O Brasil é reconhecidamente um país com uma alta carga tributária. Figura entre as nações que mais cobram tributos no mundo, com um agravante: há muito pouca, ou quase nenhuma contrapartida, que deveria se dar por meio de serviços públicos decentes. A cobrança correta de impostos implicará em desoneração. A expectativa é que isso se reflita em preços mais baixos de medicamentos e, consequentemente, mais acesso à saúde. Ao cobrar um tributo correto, o estado ao menos começará a atender ao direito fundamental à saúde, tão negligenciado.

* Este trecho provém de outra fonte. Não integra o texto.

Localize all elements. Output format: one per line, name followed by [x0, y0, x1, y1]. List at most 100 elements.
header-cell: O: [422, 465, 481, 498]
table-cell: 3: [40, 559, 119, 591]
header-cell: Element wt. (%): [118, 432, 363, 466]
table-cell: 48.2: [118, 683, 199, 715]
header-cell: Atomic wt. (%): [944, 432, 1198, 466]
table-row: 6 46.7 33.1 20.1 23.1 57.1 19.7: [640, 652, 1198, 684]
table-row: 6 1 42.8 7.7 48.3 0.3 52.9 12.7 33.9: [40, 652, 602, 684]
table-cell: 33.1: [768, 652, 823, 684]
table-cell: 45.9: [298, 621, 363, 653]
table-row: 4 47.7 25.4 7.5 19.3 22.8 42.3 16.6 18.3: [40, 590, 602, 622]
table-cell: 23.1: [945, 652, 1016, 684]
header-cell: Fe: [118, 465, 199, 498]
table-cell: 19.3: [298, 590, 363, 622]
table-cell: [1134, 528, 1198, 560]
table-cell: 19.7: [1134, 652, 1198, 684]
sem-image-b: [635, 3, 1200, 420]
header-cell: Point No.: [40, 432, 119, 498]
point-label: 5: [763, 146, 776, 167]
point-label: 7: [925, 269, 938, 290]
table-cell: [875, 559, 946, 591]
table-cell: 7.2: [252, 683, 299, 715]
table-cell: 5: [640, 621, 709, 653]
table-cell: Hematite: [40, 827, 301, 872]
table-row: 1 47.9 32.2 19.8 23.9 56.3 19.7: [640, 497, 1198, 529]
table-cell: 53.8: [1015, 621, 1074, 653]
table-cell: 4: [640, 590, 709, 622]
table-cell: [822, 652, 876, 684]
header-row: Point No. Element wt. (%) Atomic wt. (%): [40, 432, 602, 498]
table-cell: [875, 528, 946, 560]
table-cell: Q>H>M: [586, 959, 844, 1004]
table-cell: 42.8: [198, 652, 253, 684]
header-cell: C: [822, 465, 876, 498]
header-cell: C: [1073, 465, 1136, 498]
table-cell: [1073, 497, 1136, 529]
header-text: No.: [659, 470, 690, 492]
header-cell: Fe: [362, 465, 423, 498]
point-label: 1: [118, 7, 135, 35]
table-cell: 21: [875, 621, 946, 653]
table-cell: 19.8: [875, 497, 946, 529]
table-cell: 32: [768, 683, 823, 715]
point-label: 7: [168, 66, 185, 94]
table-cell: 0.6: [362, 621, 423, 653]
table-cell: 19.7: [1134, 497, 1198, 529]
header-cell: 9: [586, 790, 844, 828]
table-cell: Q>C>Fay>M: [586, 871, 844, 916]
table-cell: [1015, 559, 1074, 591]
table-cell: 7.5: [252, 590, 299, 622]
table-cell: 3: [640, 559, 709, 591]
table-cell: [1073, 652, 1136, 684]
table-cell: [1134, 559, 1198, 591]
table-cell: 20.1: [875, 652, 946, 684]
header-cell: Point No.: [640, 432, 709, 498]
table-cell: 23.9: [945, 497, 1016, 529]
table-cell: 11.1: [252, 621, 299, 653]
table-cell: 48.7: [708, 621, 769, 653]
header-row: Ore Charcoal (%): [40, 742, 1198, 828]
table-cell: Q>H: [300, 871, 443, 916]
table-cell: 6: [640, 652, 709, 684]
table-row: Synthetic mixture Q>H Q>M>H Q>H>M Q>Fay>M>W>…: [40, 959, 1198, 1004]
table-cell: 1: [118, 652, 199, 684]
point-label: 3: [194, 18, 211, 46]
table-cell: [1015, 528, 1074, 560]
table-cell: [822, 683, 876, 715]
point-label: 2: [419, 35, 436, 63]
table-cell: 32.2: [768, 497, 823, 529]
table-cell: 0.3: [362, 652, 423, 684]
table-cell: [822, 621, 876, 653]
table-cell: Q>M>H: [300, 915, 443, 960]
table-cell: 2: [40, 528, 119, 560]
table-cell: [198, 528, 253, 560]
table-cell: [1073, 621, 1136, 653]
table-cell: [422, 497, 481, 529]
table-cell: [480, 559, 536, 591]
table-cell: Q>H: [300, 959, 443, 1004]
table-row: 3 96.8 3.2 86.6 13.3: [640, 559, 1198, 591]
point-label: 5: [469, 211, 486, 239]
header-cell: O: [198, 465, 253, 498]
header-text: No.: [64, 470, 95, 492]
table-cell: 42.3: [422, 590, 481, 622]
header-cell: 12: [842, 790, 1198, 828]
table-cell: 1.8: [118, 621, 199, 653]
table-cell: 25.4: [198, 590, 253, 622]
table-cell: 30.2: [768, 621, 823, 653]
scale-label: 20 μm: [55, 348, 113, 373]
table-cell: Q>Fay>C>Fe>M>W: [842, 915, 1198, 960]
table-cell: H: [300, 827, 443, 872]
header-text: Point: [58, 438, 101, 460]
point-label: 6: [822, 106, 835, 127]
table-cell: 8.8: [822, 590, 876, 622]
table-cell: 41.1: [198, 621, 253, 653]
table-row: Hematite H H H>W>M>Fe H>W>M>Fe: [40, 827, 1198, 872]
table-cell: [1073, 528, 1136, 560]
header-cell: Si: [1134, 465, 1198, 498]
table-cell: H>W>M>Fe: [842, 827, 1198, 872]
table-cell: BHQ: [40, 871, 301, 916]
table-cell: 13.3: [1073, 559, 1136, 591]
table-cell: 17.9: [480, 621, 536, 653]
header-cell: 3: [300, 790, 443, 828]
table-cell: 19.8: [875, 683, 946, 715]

Acreditamos que o STJ certamente terá isso em foco ao decidir sobre a controvérsia, confirmando o entendimento adotado pelo Tribunal de Justiça do Rio Grande do Sul que reconheceu a impossibilidade de utilização do valor do PMC para fins de cálculo do ICMS-ST nas operações com medicamentos.

Ricardo Bernardes Machado

Diretor jurídico da Associação dos Distribuidores de Medicamentos do Estado do Rio Grande do Sul (Adimers).